There was no four-cornered document to reference. Without a written instrument, I would need to rely on any oral agreements. There had also been no witnesses to the incident. The middle sister did offer support to both parties. However, the middle sister was promptly dismissed as she could only offer inadmissible character testimony. Neither Plaintiff nor Defendant had personal phones or emails, leaving no trace of written messages to examine.

Unsurprising to any parent out there, two wildly different stories emerged about “the agreement,” giving indication that there was no meeting of their minds. But, key details also surfaced. First, testimonies corroborated that without the exchange, the Plaintiff would be excluded from future games. Could this be a threat? What would a reasonable four-year-old have done under the circumstances? Second, the gum had a bite mark in it. Did gum come with an implied warranty of being unchewed? Finally, would any child in their right mind trade new birthday presents for gum? I suppose we all know the answer to that question.

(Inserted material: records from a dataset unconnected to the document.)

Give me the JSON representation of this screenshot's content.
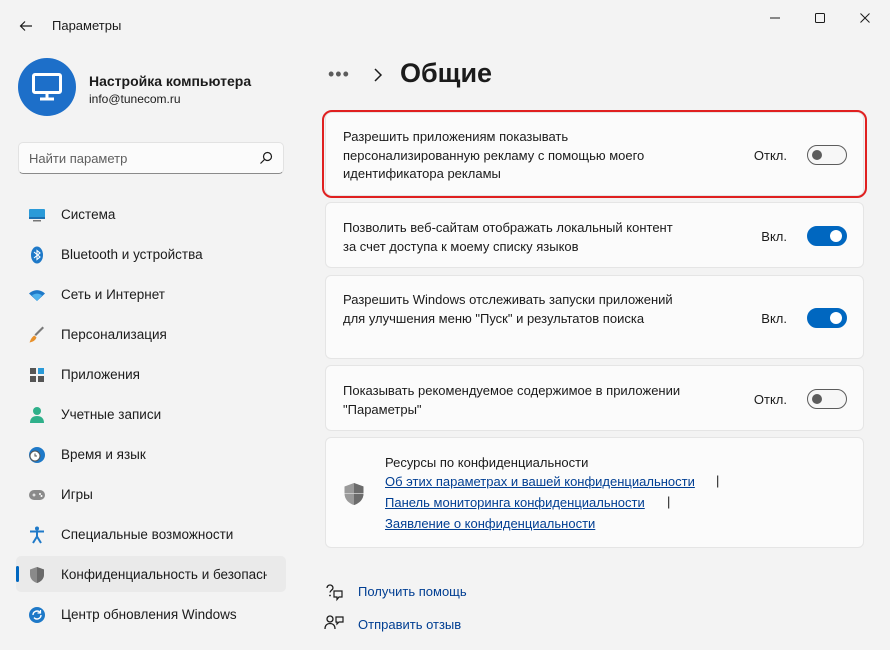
{
  "app": {
    "title": "Параметры"
  },
  "profile": {
    "name": "Настройка компьютера",
    "email": "info@tunecom.ru"
  },
  "search": {
    "placeholder": "Найти параметр"
  },
  "nav": {
    "items": [
      {
        "label": "Система",
        "icon": "system-icon"
      },
      {
        "label": "Bluetooth и устройства",
        "icon": "bluetooth-icon"
      },
      {
        "label": "Сеть и Интернет",
        "icon": "wifi-icon"
      },
      {
        "label": "Персонализация",
        "icon": "brush-icon"
      },
      {
        "label": "Приложения",
        "icon": "apps-icon"
      },
      {
        "label": "Учетные записи",
        "icon": "account-icon"
      },
      {
        "label": "Время и язык",
        "icon": "clock-globe-icon"
      },
      {
        "label": "Игры",
        "icon": "gamepad-icon"
      },
      {
        "label": "Специальные возможности",
        "icon": "accessibility-icon"
      },
      {
        "label": "Конфиденциальность и безопасность",
        "icon": "shield-icon",
        "active": true
      },
      {
        "label": "Центр обновления Windows",
        "icon": "update-icon"
      }
    ]
  },
  "breadcrumb": {
    "more": "•••",
    "title": "Общие"
  },
  "settings": [
    {
      "text": "Разрешить приложениям показывать персонализированную рекламу с помощью моего идентификатора рекламы",
      "state": "Откл.",
      "on": false
    },
    {
      "text": "Позволить веб-сайтам отображать локальный контент за счет доступа к моему списку языков",
      "state": "Вкл.",
      "on": true
    },
    {
      "text": "Разрешить Windows отслеживать запуски приложений для улучшения меню \"Пуск\" и результатов поиска",
      "state": "Вкл.",
      "on": true
    },
    {
      "text": "Показывать рекомендуемое содержимое в приложении \"Параметры\"",
      "state": "Откл.",
      "on": false
    }
  ],
  "resources": {
    "title": "Ресурсы по конфиденциальности",
    "links": [
      "Об этих параметрах и вашей конфиденциальности",
      "Панель мониторинга конфиденциальности",
      "Заявление о конфиденциальности"
    ],
    "separator": "|"
  },
  "footer": {
    "help": "Получить помощь",
    "feedback": "Отправить отзыв"
  },
  "colors": {
    "accent": "#0067c0",
    "highlight": "#e02020",
    "link": "#003e92"
  }
}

The holding in Paarlberg v. Paarlberg is that the verbal contract was void ab initio on the basis of duress, i.e., the threat of exclusion. Since the contract never happened, all items were returned to the original owners. The most important result came with policy changes. Any future exchange of goods or services between minors must be accompanied by a written, enforceable contract, notarized by a parent and written in pen, crayon or marker. Pencil can be easily tampered when nobody’s looking. All disputed matters are resolved before the non-notary parent.

Accountants and financiers, you might wonder about recordkeeping obligations. You can personalize your own statute of limitations without regard for state law. Ours have a one-week shelf life, after which the shredder is fair game. Typically, the traded items are long missing under a forgotten pile of toys by then. We may revisit records as the children get older, and items are more valuable. For children possessing an elephant’s memory, you might consider investing in a file cabinet adjacent to your tax records, color coded by child. A matching Excel sheet to track and locate files might help access documents more quickly during a dispute.

Feeling pumped? Diplomacy, fair negotiations and contracts have minimized the bickering in our home. In fact, exchanges made under written contract have resulted in zero fights. Reflecting on intentions, benefits and fairness before making a promise can go a long way. We still have the odd fight when exchanges are not reduced to writing. But, thoughtfulness now underlies most of these child-centered decisions. So before you encounter the next outburst, give your new parental magic a try. You might be pleasantly surprised.

*Some facts and circumstances may have been changed or exaggerated for demonstrative purposes.